Daphné Lemasquerier received her B.Sc. degree in Earth and planetary sciences from École Normale Supérieure (ENS) de Lyon in 2016, followed by her M.Sc. degree in fluid mechanics and nonlinear physics from Aix-Marseille University in 2018. Following her taste for interdisciplinary and multimethod science, she completed her Ph.D. in 2021 in geophysical fluid dynamics under the supervision of Dr. Michael Le Bars and Dr. Benjamin Favier at Institut de Recherche sur les Phénomènes Hors Equilibre (IRPHE) (CNRS and Aix-Marseille University, France). In her Ph.D. research, she combined innovative laboratory experiments with insightful theoretical and numerical analysis to better understand the nonlinear dynamics of Jupiter’s atmosphere, including its shallow vortices, deep jets, and their complex interactions.
In addition to the Donald L. Turcotte Award for her contribution to nonlinear geophysics, her commitment to research and her exceptional work were awarded the Milton Van Dyke Award for a poster submitted at the 2019 Gallery of Fluid Motion of the American Physical Society Division of Fluid Dynamics (APS/DFD) meeting in Seattle, two L’Oreal-UNESCO For Women In Science awards received in 2021 and 2022 (French Young Talents program and International Rising Talents program), and the APS/DFD Andreas Acrivos Dissertation Award in Fluid Dynamics in 2022.
Since obtaining her Ph.D., Daphné has kept following the same scientific path at the frontier of fluid mechanics and geosciences. From January to August 2022, she was a postdoctoral fellow at the University of Texas at Austin, working with Dr. Krista Soderlund on modeling the fluid dynamics of subsurface oceans in the icy satellites of Jupiter and Saturn. Since September 2022, she has started a lectureship position in fluid mechanics at the University of St Andrews in Scotland.
—Michael Le Bars and Benjamin Favier, IRPHE, CNRS, Aix-Marseille University, Marseille, France
It has been a great and privileged experience for me to carry out my Ph.D. at IRPHE (Institut de Recherche sur les Phénomènes Hors Equilibre), Marseille, and it is a real honor to receive the Donald L. Turcotte Award for this work.
My thesis work focused on the fluid dynamics of Jupiter, which exhibits fascinating dynamics in its cloud layer, from large-scale vortices to east-west bands and smaller swirling motions. Better understanding of the emergence and equilibration of these features is among the goals of NASA’s ongoing Juno mission, but its complex measurements need to be complemented by idealized modeling. By combining laboratory experiments, numerical simulations, and theoretical analyses, I tried to shed light on the phenomena observed on Jupiter in a simplified, but physically motivated, context.
I feel extremely lucky to have undertaken this project under truly privileged human and material conditions.

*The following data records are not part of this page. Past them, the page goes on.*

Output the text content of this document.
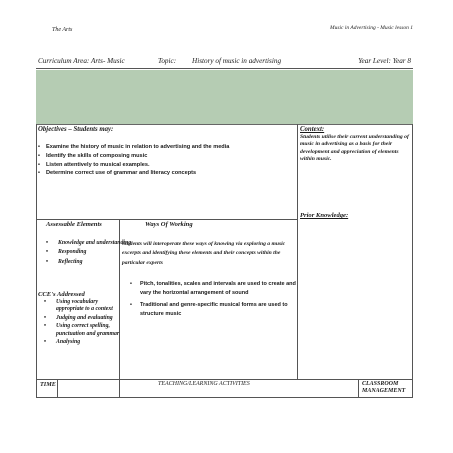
The Arts	Music in Advertising - Music lesson 1
Curriculum Area: Arts- Music	Topic: History of music in advertising	Year Level: Year 8
Objectives – Students may:
• Examine the history of music in relation to advertising and the media
• Identify the skills of composing music
• Listen attentively to musical examples.
• Determine correct use of grammar and literacy concepts
Context:
Students utilise their current understanding of music in advertising as a basis for their development and appreciation of elements within music.
Prior Knowledge:
Assessable Elements
• Knowledge and understanding
• Responding
• Reflecting
CCE's Addressed
• Using vocabulary appropriate to a context
• Judging and evaluating
• Using correct spelling, punctuation and grammar
• Analysing
Ways Of Working
Students will interoperate these ways of knowing via exploring a music excerpts and identifying these elements and their concepts within the particular experts
• Pitch, tonalities, scales and intervals are used to create and vary the horizontal arrangement of sound
• Traditional and genre-specific musical forms are used to structure music
TIME	TEACHING/LEARNING ACTIVITIES	CLASSROOM MANAGEMENT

I want to take this opportunity to thank the many great people who supported me and contributed to the outcome of this project. I am particularly grateful to Jon Aurnou (University of California, Los Angeles), with whom I discovered geophysical fluid dynamics and who initiated the Jacuzzi experimental project; and my Ph.D. supervisors, Michael Le Bars and Benjamin Favier, who offered me incredible scientific, professional, and personal support. A huge thank-you also to the technical staff at IRPHE and their great enthusiasm and help in setting up the experiments.

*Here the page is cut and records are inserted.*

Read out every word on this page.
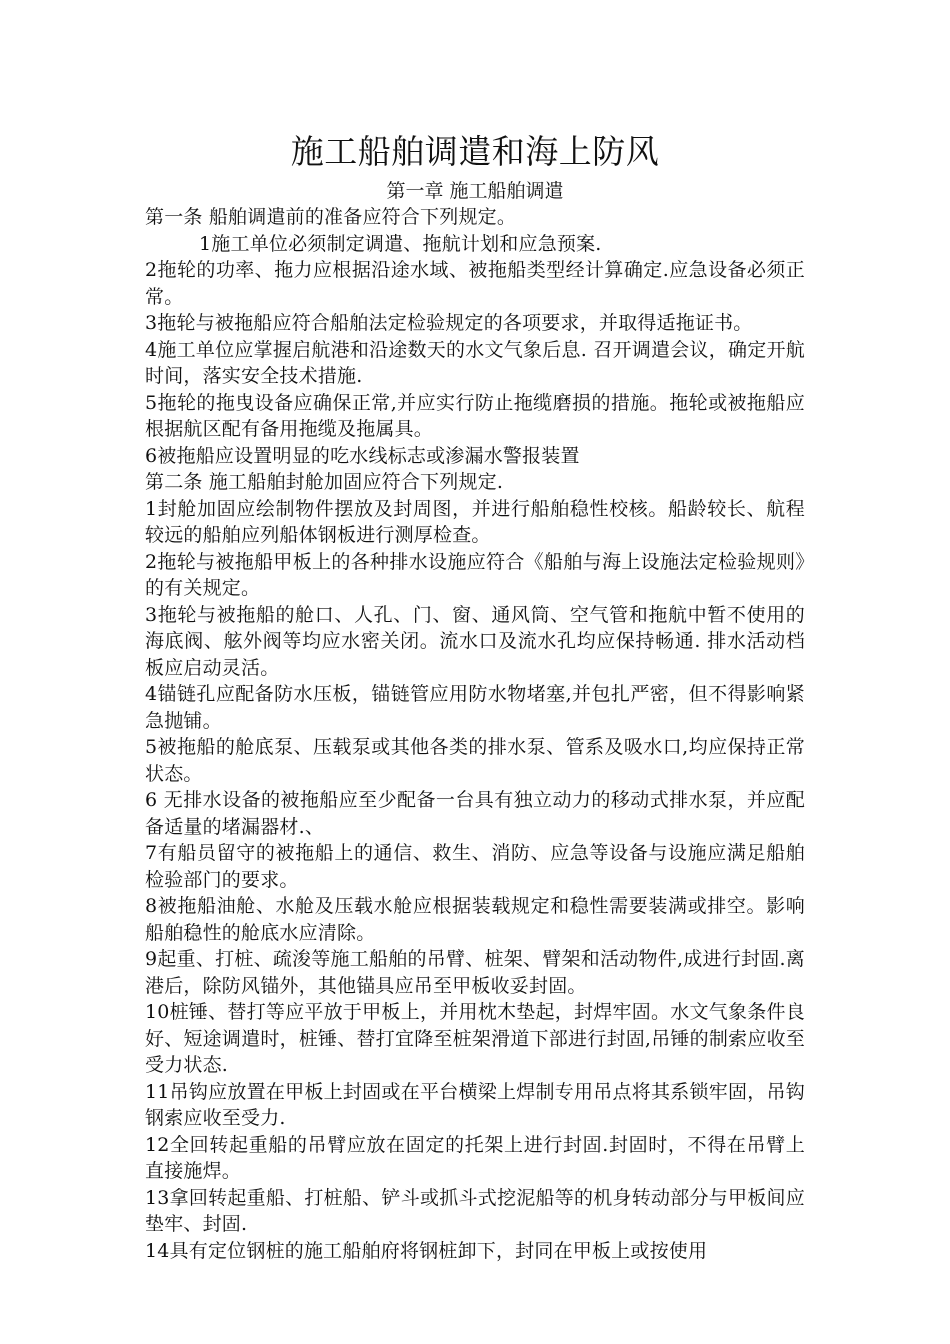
施工船舶调遣和海上防风
第一章 施工船舶调遣

第一条 船舶调遣前的准备应符合下列规定。

1施工单位必须制定调遣、拖航计划和应急预案.

2拖轮的功率、拖力应根据沿途水域、被拖船类型经计算确定.应急设备必须正常。

3拖轮与被拖船应符合船舶法定检验规定的各项要求，并取得适拖证书。

4施工单位应掌握启航港和沿途数天的水文气象后息. 召开调遣会议，确定开航时间，落实安全技术措施.

5拖轮的拖曳设备应确保正常,并应实行防止拖缆磨损的措施。拖轮或被拖船应根据航区配有备用拖缆及拖属具。

6被拖船应设置明显的吃水线标志或渗漏水警报装置

第二条 施工船舶封舱加固应符合下列规定.

1封舱加固应绘制物件摆放及封周图，并进行船舶稳性校核。船龄较长、航程较远的船舶应列船体钢板进行测厚检查。

2拖轮与被拖船甲板上的各种排水设施应符合《船舶与海上设施法定检验规则》的有关规定。

3拖轮与被拖船的舱口、人孔、门、窗、通风筒、空气管和拖航中暂不使用的海底阀、舷外阀等均应水密关闭。流水口及流水孔均应保持畅通. 排水活动档板应启动灵活。

4锚链孔应配备防水压板，锚链管应用防水物堵塞,并包扎严密，但不得影响紧急抛铺。

5被拖船的舱底泵、压载泵或其他各类的排水泵、管系及吸水口,均应保持正常状态。

6 无排水设备的被拖船应至少配备一台具有独立动力的移动式排水泵，并应配备适量的堵漏器材.、

7有船员留守的被拖船上的通信、救生、消防、应急等设备与设施应满足船舶检验部门的要求。

8被拖船油舱、水舱及压载水舱应根据装载规定和稳性需要装满或排空。影响船舶稳性的舱底水应清除。

9起重、打桩、疏浚等施工船舶的吊臂、桩架、臂架和活动物件,成进行封固.离港后，除防风锚外，其他锚具应吊至甲板收妥封固。

10桩锤、替打等应平放于甲板上，并用枕木垫起，封焊牢固。水文气象条件良好、短途调遣时，桩锤、替打宜降至桩架滑道下部进行封固,吊锤的制索应收至受力状态.

11吊钩应放置在甲板上封固或在平台横梁上焊制专用吊点将其系锁牢固，吊钩钢索应收至受力.

12全回转起重船的吊臂应放在固定的托架上进行封固.封固时，不得在吊臂上直接施焊。

13拿回转起重船、打桩船、铲斗或抓斗式挖泥船等的机身转动部分与甲板间应垫牢、封固.

14具有定位钢桩的施工船舶府将钢桩卸下，封同在甲板上或按使用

A Ph.D. is first and foremost a great human and scientific adventure, and it has been both a challenging and very fulfilling experience for me. I feel like I enjoyed every single aspect of what my work involved, from the conception to the building of experiments, to the data analysis and interpretation, and the communication to various communities and audiences. Academia is nonetheless a very competitive and demanding work environment that sometimes sprinkles doubt along the path of early-career researchers. In this regard, I am deeply grateful to my supervisors for nominating me for this award and giving me the chance to feel that I’m at the right place.

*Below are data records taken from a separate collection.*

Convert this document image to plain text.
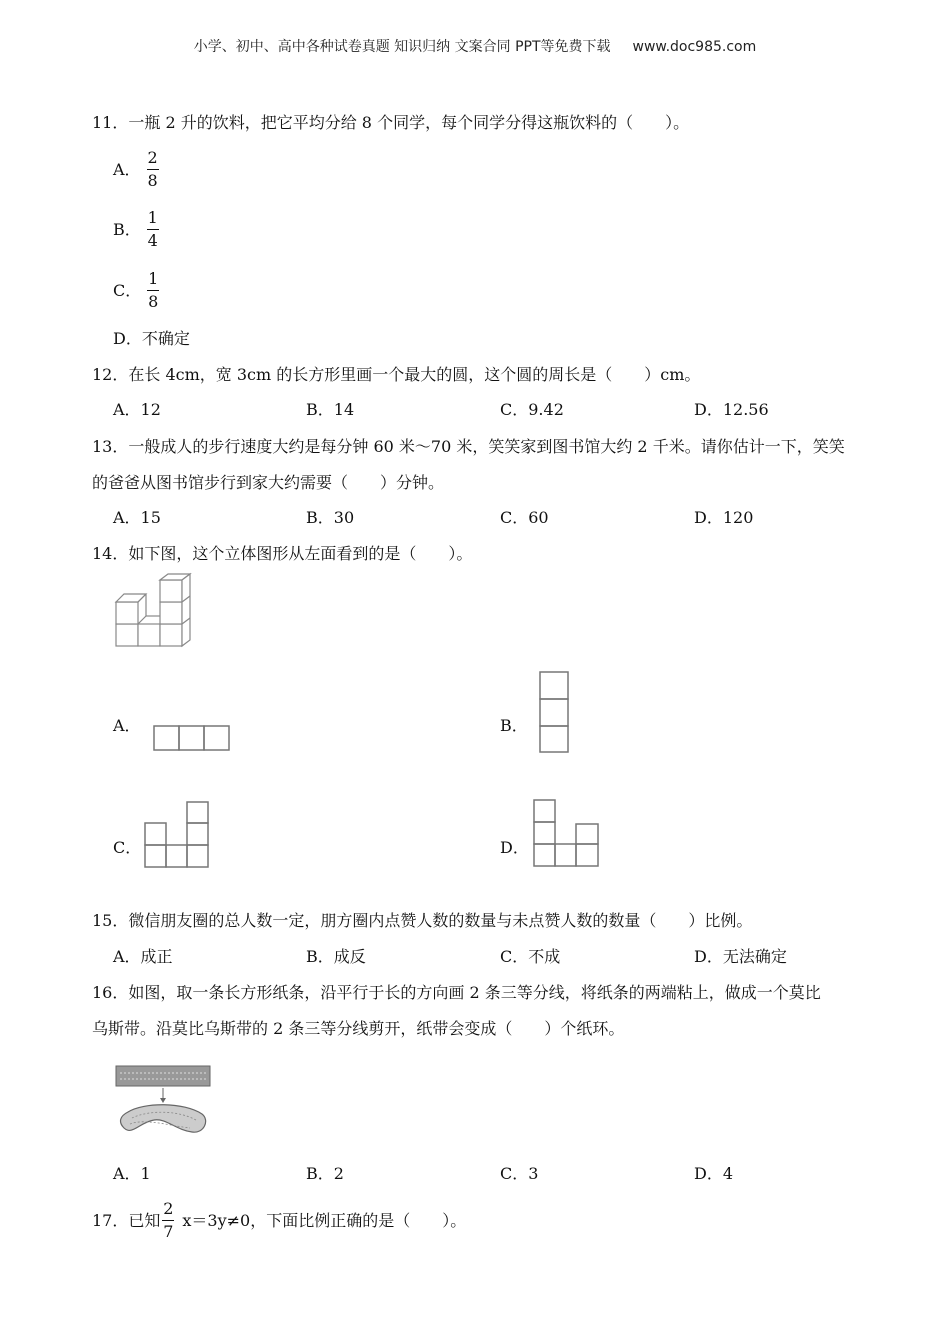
小学、初中、高中各种试卷真题 知识归纳 文案合同 PPT等免费下载 www.doc985.com
11．一瓶 2 升的饮料，把它平均分给 8 个同学，每个同学分得这瓶饮料的（　　）。
A． $\frac{2}{8}$
B． $\frac{1}{4}$
C． $\frac{1}{8}$
D．不确定
12．在长 4cm，宽 3cm 的长方形里画一个最大的圆，这个圆的周长是（　　）cm。
A．12	B．14	C．9.42	D．12.56
13．一般成人的步行速度大约是每分钟 60 米～70 米，笑笑家到图书馆大约 2 千米。请你估计一下，笑笑
的爸爸从图书馆步行到家大约需要（　　）分钟。
A．15	B．30	C．60	D．120
14．如下图，这个立体图形从左面看到的是（　　）。
A．	B．
C．	D．
15．微信朋友圈的总人数一定，朋方圈内点赞人数的数量与未点赞人数的数量（　　）比例。
A．成正	B．成反	C．不成	D．无法确定
16．如图，取一条长方形纸条，沿平行于长的方向画 2 条三等分线，将纸条的两端粘上，做成一个莫比
乌斯带。沿莫比乌斯带的 2 条三等分线剪开，纸带会变成（　　）个纸环。
A．1	B．2	C．3	D．4
17．已知 $\frac{2}{7} x=3y\ne 0$，下面比例正确的是（　　）。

I’m finally very excited about the visibility that this award offers me. A few years ago, when I discovered planetary fluid dynamics, I was truly amazed to see how we can better understand phenomena occurring at the scale of a planet using human-sized experiments in water. I hope I can now humbly try to help inspire young people and particularly young women in joining this community!
—Daphné Lemasquerier, School of Mathematics and Statistics, University of St Andrews, St Andrews, U.K.